En 2009, « The Hazards Of Love » de The Decemberists avait désarçonné les amateurs de « The Crane Wife » (et plus encore de « Picaresque ») : une âme perdue dans la ville, une créature fantastique au cœur languissant, une reine de la forêt soupçonneuse, des fins de morceaux ployant sous la pedal steel, un thème récurent et des personnages incarnés par des voix différentes ; le groupe de Portland sortait un opéra folk rock ampoulé et consumé par son sujet. Deux hypothèses s’offraient alors à nous, soit « The Hazards Of Love » était le point de rupture à partir duquel le groupe ne ferait que sombrer, soit il serait un de ses écarts manquant de panache mais point d’ambition qui parcourt souvent les discographies des grands. Autant le dire de suite, à l’époque je n’aurai pas misé un kopeck sur la seconde hypothèse.

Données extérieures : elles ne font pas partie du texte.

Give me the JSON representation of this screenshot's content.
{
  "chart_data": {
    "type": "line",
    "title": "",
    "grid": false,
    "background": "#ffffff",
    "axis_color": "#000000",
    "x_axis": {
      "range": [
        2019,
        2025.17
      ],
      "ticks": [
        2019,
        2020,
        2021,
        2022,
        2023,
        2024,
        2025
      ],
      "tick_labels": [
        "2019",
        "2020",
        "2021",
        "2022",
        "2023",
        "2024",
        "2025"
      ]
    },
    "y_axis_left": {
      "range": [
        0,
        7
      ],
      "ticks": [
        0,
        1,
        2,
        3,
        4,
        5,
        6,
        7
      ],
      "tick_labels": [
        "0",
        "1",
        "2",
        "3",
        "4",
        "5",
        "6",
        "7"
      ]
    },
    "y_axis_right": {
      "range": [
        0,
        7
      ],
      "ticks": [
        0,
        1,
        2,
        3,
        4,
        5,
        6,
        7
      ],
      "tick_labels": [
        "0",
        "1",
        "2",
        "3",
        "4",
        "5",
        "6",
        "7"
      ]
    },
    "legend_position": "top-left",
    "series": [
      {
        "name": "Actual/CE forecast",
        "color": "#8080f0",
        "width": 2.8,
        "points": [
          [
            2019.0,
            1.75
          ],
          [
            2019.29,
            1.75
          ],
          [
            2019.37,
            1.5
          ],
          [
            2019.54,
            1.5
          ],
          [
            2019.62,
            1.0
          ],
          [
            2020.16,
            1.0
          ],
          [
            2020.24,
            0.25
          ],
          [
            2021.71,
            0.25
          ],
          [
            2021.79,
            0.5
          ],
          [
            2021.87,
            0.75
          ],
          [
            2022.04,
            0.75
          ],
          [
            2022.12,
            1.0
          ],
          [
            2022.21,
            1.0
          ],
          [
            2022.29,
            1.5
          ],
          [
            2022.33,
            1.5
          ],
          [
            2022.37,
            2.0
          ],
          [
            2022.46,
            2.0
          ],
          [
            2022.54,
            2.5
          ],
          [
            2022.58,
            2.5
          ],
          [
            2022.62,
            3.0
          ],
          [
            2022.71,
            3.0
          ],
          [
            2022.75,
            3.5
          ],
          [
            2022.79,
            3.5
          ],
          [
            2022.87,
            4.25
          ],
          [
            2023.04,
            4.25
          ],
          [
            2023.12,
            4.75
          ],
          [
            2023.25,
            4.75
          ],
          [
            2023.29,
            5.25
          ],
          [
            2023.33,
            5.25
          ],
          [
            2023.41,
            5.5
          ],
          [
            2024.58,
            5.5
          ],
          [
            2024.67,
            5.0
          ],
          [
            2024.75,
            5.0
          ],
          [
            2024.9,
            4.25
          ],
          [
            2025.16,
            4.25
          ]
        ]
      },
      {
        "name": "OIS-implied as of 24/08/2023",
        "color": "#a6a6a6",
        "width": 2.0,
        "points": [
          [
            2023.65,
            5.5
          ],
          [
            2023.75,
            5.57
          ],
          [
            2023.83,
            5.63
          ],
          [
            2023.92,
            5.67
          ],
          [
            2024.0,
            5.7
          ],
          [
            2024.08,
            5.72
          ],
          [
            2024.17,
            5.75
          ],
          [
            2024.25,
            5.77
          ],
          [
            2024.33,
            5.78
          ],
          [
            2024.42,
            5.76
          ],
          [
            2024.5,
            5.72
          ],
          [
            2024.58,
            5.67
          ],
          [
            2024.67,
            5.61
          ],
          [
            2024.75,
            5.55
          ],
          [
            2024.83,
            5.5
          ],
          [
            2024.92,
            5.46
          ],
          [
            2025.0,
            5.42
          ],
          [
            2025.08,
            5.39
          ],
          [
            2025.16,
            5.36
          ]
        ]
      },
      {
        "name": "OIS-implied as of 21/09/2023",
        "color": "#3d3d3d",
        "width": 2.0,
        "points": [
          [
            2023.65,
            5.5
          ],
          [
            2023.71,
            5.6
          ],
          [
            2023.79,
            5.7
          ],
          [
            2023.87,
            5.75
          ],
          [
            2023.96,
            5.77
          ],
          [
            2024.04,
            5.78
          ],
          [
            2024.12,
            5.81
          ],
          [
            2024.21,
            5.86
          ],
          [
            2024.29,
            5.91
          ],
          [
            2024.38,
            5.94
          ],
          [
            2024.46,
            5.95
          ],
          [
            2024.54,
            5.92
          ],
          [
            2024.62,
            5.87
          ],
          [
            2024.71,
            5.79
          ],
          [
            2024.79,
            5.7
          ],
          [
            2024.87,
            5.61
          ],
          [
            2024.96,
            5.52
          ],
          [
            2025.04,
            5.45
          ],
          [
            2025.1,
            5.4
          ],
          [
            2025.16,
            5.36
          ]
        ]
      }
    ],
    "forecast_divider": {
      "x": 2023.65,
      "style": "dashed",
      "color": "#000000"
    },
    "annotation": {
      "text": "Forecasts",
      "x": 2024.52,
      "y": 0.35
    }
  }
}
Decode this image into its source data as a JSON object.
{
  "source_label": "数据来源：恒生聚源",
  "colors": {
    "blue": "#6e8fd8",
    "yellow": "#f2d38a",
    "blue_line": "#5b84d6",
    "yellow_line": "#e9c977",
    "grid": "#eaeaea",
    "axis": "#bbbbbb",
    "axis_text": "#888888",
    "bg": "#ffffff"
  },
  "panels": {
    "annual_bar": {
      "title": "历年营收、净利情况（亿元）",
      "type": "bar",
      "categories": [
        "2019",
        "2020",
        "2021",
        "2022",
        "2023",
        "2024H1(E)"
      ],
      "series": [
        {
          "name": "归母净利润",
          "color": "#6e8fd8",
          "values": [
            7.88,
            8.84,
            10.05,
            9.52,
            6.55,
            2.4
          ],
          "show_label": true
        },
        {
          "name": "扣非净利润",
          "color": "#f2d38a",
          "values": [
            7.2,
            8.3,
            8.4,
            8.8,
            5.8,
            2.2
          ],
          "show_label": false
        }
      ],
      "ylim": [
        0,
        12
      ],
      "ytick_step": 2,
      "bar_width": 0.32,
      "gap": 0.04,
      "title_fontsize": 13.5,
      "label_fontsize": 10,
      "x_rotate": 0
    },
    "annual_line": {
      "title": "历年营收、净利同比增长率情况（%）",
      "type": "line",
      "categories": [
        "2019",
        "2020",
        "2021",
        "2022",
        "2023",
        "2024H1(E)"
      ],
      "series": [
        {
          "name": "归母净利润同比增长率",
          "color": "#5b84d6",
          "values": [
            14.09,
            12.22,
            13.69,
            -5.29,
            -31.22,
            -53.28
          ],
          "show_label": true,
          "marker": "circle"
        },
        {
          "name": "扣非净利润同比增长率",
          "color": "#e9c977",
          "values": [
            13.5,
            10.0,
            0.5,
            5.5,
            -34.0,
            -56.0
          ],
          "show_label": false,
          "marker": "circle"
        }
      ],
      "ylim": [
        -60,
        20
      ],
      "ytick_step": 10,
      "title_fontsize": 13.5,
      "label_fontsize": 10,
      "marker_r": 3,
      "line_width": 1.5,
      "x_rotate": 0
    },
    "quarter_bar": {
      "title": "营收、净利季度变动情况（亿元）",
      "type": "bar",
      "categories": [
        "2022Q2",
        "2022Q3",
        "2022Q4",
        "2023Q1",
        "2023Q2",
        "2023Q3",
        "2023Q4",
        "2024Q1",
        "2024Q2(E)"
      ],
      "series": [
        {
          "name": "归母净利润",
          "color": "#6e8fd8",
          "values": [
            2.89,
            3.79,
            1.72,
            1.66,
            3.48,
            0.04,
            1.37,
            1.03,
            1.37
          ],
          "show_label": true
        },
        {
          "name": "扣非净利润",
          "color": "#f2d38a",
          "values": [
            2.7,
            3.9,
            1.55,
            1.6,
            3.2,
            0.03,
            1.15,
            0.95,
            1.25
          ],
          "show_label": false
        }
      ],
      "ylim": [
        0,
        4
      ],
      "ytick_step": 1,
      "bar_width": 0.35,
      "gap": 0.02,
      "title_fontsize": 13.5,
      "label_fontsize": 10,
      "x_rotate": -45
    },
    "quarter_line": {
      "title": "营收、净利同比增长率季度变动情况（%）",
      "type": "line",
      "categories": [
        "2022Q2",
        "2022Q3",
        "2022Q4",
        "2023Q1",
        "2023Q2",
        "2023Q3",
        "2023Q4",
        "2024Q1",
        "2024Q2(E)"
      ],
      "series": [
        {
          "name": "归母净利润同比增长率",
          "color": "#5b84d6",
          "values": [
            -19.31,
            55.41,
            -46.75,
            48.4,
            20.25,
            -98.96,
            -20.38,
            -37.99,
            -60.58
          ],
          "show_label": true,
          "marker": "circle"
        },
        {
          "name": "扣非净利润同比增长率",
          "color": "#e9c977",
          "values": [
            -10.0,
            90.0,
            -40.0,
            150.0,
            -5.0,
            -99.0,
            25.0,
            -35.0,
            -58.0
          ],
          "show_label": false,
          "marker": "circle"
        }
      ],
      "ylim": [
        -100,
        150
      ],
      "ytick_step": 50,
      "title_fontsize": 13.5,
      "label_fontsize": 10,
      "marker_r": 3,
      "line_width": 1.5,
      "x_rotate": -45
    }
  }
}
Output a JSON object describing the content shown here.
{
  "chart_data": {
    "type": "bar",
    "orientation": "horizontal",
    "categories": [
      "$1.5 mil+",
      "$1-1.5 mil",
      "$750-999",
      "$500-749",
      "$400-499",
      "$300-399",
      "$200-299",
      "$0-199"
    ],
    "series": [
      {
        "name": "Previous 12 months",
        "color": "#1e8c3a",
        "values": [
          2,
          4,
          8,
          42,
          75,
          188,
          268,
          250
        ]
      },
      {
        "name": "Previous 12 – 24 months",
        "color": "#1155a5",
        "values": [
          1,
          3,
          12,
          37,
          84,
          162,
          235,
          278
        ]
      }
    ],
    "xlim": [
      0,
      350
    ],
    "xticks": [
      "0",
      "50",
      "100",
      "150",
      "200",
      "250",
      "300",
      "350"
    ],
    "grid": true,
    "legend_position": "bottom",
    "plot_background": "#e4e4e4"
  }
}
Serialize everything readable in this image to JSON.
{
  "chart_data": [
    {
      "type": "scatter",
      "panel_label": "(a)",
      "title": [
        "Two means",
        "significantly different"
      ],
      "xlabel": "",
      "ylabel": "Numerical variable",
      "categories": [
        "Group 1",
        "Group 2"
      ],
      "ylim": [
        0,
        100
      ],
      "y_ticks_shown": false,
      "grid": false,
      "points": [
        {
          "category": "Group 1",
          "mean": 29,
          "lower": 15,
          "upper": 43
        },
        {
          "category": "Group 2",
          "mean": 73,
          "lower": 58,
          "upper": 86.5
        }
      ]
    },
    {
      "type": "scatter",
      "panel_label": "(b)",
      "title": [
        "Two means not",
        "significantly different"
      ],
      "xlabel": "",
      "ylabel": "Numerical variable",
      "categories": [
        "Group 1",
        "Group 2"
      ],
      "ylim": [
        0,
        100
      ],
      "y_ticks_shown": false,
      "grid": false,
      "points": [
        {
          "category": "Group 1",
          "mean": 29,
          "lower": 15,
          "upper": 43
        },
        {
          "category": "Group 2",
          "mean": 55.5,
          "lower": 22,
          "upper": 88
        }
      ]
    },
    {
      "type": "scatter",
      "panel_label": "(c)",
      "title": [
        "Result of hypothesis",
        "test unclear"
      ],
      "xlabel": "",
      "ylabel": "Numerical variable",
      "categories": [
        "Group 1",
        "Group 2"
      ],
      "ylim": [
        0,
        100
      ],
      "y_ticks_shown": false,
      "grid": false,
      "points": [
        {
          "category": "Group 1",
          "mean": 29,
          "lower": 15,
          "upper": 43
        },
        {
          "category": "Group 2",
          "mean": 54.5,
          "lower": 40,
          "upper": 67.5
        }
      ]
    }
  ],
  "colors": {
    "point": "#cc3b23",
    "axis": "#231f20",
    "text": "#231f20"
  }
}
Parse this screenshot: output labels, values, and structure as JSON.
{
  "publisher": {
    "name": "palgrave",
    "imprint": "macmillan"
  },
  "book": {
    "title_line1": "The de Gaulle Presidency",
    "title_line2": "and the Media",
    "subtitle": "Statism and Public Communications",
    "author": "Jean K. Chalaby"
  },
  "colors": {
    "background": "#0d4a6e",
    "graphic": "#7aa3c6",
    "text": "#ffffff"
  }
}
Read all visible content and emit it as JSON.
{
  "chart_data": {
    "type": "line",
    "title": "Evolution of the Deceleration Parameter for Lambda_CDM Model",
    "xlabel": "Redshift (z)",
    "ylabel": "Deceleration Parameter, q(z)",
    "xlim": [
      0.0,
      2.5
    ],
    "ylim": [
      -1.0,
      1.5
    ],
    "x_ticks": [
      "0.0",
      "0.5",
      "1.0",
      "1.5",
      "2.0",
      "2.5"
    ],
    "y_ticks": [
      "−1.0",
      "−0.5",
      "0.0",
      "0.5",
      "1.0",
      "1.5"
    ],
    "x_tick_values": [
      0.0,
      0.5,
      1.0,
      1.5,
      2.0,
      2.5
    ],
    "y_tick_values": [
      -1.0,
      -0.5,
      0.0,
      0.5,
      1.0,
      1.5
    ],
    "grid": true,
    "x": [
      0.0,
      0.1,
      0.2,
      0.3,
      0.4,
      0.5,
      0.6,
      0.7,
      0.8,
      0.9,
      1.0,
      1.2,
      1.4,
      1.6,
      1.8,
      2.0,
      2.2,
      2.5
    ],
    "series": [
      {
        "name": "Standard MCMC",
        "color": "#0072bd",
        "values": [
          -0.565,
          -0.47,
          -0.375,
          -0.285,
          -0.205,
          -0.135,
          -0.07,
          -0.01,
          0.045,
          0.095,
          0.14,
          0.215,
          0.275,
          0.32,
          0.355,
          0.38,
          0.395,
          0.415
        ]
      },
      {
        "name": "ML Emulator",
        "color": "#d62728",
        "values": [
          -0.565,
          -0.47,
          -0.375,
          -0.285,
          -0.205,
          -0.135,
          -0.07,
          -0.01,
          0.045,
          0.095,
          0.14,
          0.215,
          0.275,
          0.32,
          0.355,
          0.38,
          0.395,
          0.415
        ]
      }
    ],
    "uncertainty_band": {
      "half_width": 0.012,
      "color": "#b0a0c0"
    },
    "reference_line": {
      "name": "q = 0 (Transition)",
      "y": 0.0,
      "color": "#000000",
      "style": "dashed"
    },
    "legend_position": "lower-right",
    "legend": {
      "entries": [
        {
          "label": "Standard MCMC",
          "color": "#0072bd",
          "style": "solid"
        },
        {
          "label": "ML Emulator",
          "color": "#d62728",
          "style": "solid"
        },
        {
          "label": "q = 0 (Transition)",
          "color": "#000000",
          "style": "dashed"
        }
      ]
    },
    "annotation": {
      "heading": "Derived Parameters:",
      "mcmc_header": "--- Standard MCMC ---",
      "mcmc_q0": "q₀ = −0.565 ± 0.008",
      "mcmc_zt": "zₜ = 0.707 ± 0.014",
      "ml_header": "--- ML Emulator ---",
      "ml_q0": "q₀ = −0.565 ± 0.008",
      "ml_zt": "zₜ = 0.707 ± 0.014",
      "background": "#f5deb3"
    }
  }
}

« The King is Dead » voit donc les américains revenir à un format plus standard, et accompagnés par Peter Buck. Si la simple présence du guitariste de REM sur quelques titres ne suffit pas pour établir un lien musical indélébile entre les deux formations (The Decemberists conservant ses banjos, ses violons et ses particularités), on ne peut en revanche s’empêcher de voir des similitudes en termes de positionnement. Ici The Decemberists sonne comme un gong ancestral, comme un pilier de la musique américaine, comme un groupe qui aurait toujours été constant (ce qu’il n’a en réalité jamais été) et sur qui on aurait toujours pu compter. Oui il y a du REM dans « Down By the Water » mais il y a aussi du Pearl Jam et de toutes ces forces de la nature qu’on sait qu’elles pourront nous accompagner encore longtemps.
Je parle de « force de la nature » mais il s’agit en fait plus de « force tranquille » tant des titres comme « Don’t Carry It All » affirment une simplicité, une évidence qui puisent ses racines dans l’americana, tout en sonnant moderne et ce sans jamais ridiculiser l’harmonica. Il y a dans cette facilité d’écriture, dans cette manière de revisiter le patrimoine, de le rendre plus accessible, des effets qui peuvent rappeler le positionnement des prétentieux Kings Of Leon (« Calamity Song ») mais si le roi est bien mort et que The Decemberists veulent prendre sa place, on n’ira nullement crier aux armes.
Les ballades folk comme « June Hymn » sont un peu rugueuses, un peu doucereuses et saupoudrées d’une honnêteté qui rappelle Robyn Hitchcock (qui a également été épaulé par Peter Buck sur son dernier album ; ça ne peut-être une coincidence). Ce sont des chansons pour traverser le désert, des chansons enfin traversée par des mélodies étincelantes (« Rox in the Box ») – le groupe m’ayant surement à tort toujours semblé avare en mélodies florissantes.
Les morceaux les plus enlevés, comme « This Is Why We Fight », interagissent parfaitement avec les titres plus classiques, et si l’on décèle pour la première fois dans les refrains des velléités de chansons de stade, celles-ci s’effacent sous le bénéfique équilibre qu’offre ce « The King is Dead ».
A ce rythme là, on pourrait même leur excuser un nouvel opéra.